Ambrose Wolfinger’s life is such a series of disasters that the danger here is that the movie could end up being more sad than funny. That danger is neatly avoided by Fields. Every insult that life throws at Ambrose is shrugged off. His response to misfortune is sublime indifference. He’s not really a loser because he refuses to even notice, much less acknowledge, defeat. And of course we suspect that eventually his luck will change, as it does.

Fields is at the absolute top of his game here. He gets some fine support from the rest of the cast. Grady Sutton is particularly effective as the oily sponger Claude.

As usual Fields takes his co-writing credit under an assumed name, in this case Charles Bogle. While Clyde Bruckman gets the directing credit Fields apparently took over the directing of the film midway through.

Man on the Flying Trapeze is not quite as screamingly funny as Fields’ later masterpiece The Bank Dick nor does it have the magnificently surreal quality of Never Give a Sucker an Even Break but it’s still a consistently very funny movie.

Man on the Flying Trapeze is included in the Region 2 17-movie W. C. Fields Collection boxed set - a superb set that offers outstanding value for money. The transfer is extremely good.

Highly recommended.

Monday, October 24, 2016

Charlie Chan in City in Darkness (1939)

Charlie Chan in City in Darkness was the fourth of the 20th Century-Fox Charlie Chan movies made after Sidney Toler took over the role from Warner Oland. It was released towards the end of 1939.

The movie opens in Paris in September 1938, with Europe in crisis over Czechoslovakia. The city is in a state of high anxiety with war expected to break out at any moment. Charlie Chan has been attending a reunion of intelligence officers from the Great War. He soon finds himself assisting in a murder investigation. The Prefect of Police is busy with the preparations for war so the case is left in the hands of his bumbling protégé Marcel (Harold Huber) and he will needs as much help as he can get from Charlie.

The murder is connected with a conspiracy by foreign agents to ship arms to the enemies of France. The convoluted (and almost incomprehensible) plot also involves a young man falsely accused of embezzlement and the efforts of his wife Marie (Lynn Bari) to get him out of the country. There’s a great deal of aimless running about and a sad lack of any real detective work.

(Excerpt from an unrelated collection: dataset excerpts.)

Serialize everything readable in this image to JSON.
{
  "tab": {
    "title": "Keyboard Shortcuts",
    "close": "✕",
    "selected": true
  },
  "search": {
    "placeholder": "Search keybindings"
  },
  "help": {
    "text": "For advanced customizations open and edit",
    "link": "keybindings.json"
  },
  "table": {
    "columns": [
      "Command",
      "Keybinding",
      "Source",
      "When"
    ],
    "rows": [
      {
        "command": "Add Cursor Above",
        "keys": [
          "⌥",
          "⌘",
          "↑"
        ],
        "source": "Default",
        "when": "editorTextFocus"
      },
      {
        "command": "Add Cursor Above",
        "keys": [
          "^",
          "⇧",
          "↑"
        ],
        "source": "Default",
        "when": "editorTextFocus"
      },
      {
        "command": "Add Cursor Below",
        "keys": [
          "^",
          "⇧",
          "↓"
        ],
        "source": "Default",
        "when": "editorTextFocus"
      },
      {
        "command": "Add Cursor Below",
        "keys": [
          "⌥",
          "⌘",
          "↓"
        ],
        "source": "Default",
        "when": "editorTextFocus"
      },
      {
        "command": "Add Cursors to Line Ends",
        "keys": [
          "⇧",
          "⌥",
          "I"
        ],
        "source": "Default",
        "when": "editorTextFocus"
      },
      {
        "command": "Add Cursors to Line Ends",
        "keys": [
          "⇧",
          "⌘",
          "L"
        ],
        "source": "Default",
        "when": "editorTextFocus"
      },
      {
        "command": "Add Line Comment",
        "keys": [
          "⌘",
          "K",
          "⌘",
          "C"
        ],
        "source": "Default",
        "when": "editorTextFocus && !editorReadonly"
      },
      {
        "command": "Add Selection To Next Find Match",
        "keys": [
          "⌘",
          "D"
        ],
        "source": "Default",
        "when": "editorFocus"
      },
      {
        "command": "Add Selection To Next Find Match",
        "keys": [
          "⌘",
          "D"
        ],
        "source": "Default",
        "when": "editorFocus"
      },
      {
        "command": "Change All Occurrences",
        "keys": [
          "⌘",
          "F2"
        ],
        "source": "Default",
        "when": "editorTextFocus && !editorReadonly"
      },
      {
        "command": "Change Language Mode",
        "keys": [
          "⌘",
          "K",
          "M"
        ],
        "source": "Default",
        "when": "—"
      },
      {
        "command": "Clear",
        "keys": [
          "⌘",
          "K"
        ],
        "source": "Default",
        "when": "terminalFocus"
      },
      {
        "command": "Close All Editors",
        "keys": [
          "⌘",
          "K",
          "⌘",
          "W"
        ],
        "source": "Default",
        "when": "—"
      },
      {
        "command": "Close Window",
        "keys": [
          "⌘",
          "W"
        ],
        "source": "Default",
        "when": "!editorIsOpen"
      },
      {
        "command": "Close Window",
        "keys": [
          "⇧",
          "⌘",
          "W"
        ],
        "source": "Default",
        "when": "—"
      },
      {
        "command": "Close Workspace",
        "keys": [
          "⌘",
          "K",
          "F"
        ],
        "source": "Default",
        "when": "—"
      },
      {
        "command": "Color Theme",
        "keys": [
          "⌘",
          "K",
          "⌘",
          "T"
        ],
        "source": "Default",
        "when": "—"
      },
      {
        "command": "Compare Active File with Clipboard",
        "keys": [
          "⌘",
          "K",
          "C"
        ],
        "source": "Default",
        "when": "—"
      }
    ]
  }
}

Charlie Chan is relegated almost to the status of a minor character with Harold Huber’s character taking centre stage. That’s the movie’s first big problem since Marcel is one of the most irritating and least funny comic characters in cinema history.

The second major problem is that this is essentially a wartime propaganda movie (it was released shortly after the actual outbreak of war in 1939) and this is a genre that I dislike intensely. The whole thing is, like most propaganda movies, preachy and heavy-handed. 

It’s also, considering the fact that it deals with espionage, surprisingly dull. The plot is too contrived to work as a mystery and too clumsy to work as a thriller.

Setting the movie against the background of the Czechoslovakian crisis might have been interesting but there’s way too much leaden comedy to allow for any real tension.

It all ends with Charlie delivering a patriotic speech, always a bad way to end a movie.

Sidney Toler was a fine Charlie Chan but he seems unusually subdued here. I can’t help wondering if he was somewhat resentful that Charlie Chan was being pushed into the shadows and decided to just concentrate on thinking about his pay cheque.

Lynn Bari, a rather underrated actress, is one of the few good things in the film. The other supporting players are mostly adequate.

None of Charlie’s sons appear in this one which unfortunately contributes even further to the film’s lack of a genuine Charlie Chan movie feel.

Herbert I. Leeds directs, with a notable lack of either energy or inspiration. 

The DVD includes a number of extras and they’re as disappointing as the movie itself. There’s a mini-documentary on the making of the movie that tells us nothing about the making of the movie but mostly focuses on giving us some trite and rather historically inaccurate historical background. The transfer is at least reasonably good.

This is one of the worst of all the Charlie Chan movies. Even if you’re a keen Charlie Chan fan you should do your best to avoid this one.